Only optimised collective MPI communication is used, in order: Gather, Bcast, Reduce, Bcast,

Alltoall, Allreduce, Alltoallv. I am not aware of a non-IO based algorithm with less communication

(if you do know one, please open an issue!).

If $N$ is the total number of elements spread out across $P$ MPI ranks, then the per-rank memory

footprint of `SIHSort` is:

$$ k P + k P + P + 3(P - 1) + \frac{N + \epsilon}{P} $$

Where $k$ is the number of samples extracted from each node; following [1], we use:

$$ k = 2P \ log_2 P $$

Except for the final redistribution on a single new array of length $\frac{N + \epsilon}{P}$, the

memory footprint only depends on the number of nodes involved, hence it should be scalable to

thousands of MPI ranks.
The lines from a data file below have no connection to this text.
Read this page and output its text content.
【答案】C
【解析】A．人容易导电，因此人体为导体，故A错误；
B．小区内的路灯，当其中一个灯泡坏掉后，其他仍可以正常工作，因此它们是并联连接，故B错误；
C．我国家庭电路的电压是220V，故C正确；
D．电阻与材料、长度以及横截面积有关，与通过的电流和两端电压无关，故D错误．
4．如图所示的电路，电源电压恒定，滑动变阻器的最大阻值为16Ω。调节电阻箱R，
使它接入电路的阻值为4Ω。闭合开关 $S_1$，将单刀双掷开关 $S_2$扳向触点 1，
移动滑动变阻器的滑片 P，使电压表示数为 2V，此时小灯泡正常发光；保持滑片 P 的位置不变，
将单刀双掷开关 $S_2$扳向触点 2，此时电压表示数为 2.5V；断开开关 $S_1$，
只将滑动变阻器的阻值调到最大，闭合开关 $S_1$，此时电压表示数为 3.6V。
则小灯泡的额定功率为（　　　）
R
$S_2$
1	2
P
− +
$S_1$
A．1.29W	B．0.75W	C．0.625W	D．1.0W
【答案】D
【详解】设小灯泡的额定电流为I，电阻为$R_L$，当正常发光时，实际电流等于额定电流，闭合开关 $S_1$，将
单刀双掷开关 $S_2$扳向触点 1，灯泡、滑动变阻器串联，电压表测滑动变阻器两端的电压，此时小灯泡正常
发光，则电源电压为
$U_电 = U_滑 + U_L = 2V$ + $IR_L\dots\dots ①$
Anyone got a spare 200,000 nodes to benchmark this?

### Note on sorting multi-node GPU arrays

`SIHSort` is generic over the input array type, so it can work with GPU arrays - e.g. Julia

`CUDA.CuArray` - and benefit from MPI-configured, optimised inter-GPU connects.

However, to be fully performant, it needs:

- A single-node `sort` implementation - at the moment, only `CUDA.CuArray` has one; there is great potential in a `KernelAbstractions.jl` sorter, we really need one!

- A fully GPU-based `searchsortedlast` implementation; **we do not have one** yet, so we rely on a binary search where each tested element is copied to the CPU (!), which of course is not great. More great potential in some optimised `KernelAbstractions.jl` kernels!

While it works currently, it is not ideal: sorting 1,000,000 `Int32` values split across 2 MPI

ranks takes \~0.015s on my Intel i9 CPU and \~0.034s on my NVidia Quadro RTX4000 with Max-Q.

### References

This algorithm builds on prior art:

- [1] _Harsh V, Kale L, Solomonik E. Histogram sort with sampling._ : followed main ideas and theoretical results, but with deterministic sampling and original communication and interpolation optimisations.

- [2] _Sundar H, Malhotra D, Biros G. Hyksort: a new variant of hypercube quicksort on distributed memory architectures._

- [3] _Shi H, Schaeffer J. Parallel sorting by regular sampling._

- [4] _Solomonik E, Kale LV. Highly scalable parallel sorting._

- [5] _John Lapeyre, integer base-2 logarithm_ - https://github.com/jlapeyre/ILog2.jl.

- [6] _Byrne S, Wilcox LC, Churavy V. MPI. jl: Julia bindings for the Message Passing Interface._ : absolute heroes who made MPI a joy to use in Julia.

# License

`MPISort.jl` is MIT-licensed. Enjoy.